UNSEE tackles representation collapse in non-contrastive sentence embeddings by introducing a target network that is an EMA of the online model, enabling stable training. It systematically explores projection architectures inspired by BYOL, BSL, and other non-contrastive methods, showing that carefully tuned Online/Single projection variants can surpass SimCSE on the MTEB benchmark. Using training data derived from around one million Wikipedia sentences, UNSEE achieves state-of-the-art performance among non-contrastive approaches and shows broad improvements across MTEB tasks, validating the viability of non-contrastive objectives for high-quality sentence representations. The work highlights the critical role of architecture and optimization in non-contrastive learning and provides practical models for robust, unsupervised sentence embeddings.

Abstract

We present UNSEE: Unsupervised Non-Contrastive Sentence Embeddings, a novel approach that outperforms SimCSE in the Massive Text Embedding benchmark. Our exploration begins by addressing the challenge of representation collapse, a phenomenon observed when contrastive objectives in SimCSE are replaced with non-contrastive objectives. To counter this issue, we propose a straightforward solution known as the target network, effectively mitigating representation collapse. The introduction of the target network allows us to leverage non-contrastive objectives, maintaining training stability while achieving performance improvements comparable to contrastive objectives. Our method has achieved peak performance in non-contrastive sentence embeddings through meticulous fine-tuning and optimization. This comprehensive effort has yielded superior sentence representation models, showcasing the effectiveness of our approach.
Paper Structure (16 sections, 5 figures, 1 table)
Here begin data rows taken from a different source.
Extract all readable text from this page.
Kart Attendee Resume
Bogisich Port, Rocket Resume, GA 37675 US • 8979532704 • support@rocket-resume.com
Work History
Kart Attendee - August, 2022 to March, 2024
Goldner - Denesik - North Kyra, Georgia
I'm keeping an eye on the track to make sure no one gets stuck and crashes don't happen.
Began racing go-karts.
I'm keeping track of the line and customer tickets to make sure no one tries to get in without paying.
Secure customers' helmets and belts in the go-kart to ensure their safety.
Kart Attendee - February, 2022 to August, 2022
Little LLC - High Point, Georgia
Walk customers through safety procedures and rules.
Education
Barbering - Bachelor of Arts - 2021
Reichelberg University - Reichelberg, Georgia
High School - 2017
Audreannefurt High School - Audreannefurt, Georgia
This paper contains 16 sections, 5 figures, 1 table.

Figures (5)

  • Figure 1: Projection Model is the same as SimCSE Gao2021SimCSESC. The Online keyword is to emphasize that the model gets gradient updates. The Online Projection Model is similar to the Projection Model except for the Target Encoder. The Target Encoder is an exponentially moving average of the Online network. Both outputs from Online and Target Encoders pass through the same MLP layer in the Online Projection Model. Target MLP is not employed due to the nature of fine-tuning which will slightly change the newly initialized MLP layer that will potentially corrupt the embeddings. In Single Projection Model, Target embeddings do not go through the MLP layer unlike Online Projection Model. Single Projection Model is identical to the architecture proposed in BSL Zhang2021BootstrappedUS. We only use BERT-base devlin2018bert as the encoder.
  • Figure 2: The performance of various non-contrastive objectives on STSBenchmark evaluation dataset cer-etal-2017-semeval in the Projection Model or SimCSE setting. The difference between models is the number of MLP layers. MLP layer is adopted from BSL zhang-etal-2021-bootstrapped.
  • Figure 3: The performance of various non-contrastive objectives on STSBenchmark cer-etal-2017-semeval in the Online Projection Model with SimCSE hyperparameters. The difference between models is the number of MLP layers. MLP layer is adopted from BSL zhang-etal-2021-bootstrapped.
  • Figure 4: The performance of various non-contrastive objectives on STSBenchmark cer-etal-2017-semeval in the Single Projection Model with SimCSE hyperparameters.
  • Figure 5: The performance of various non-contrastive objectives on STSBenchmark cer-etal-2017-semeval in the Single Projection Model with slightly optimized hyperparameters. The difference between models is the number of MLP layers. MLP layer is adopted from BSL zhang-etal-2021-bootstrapped.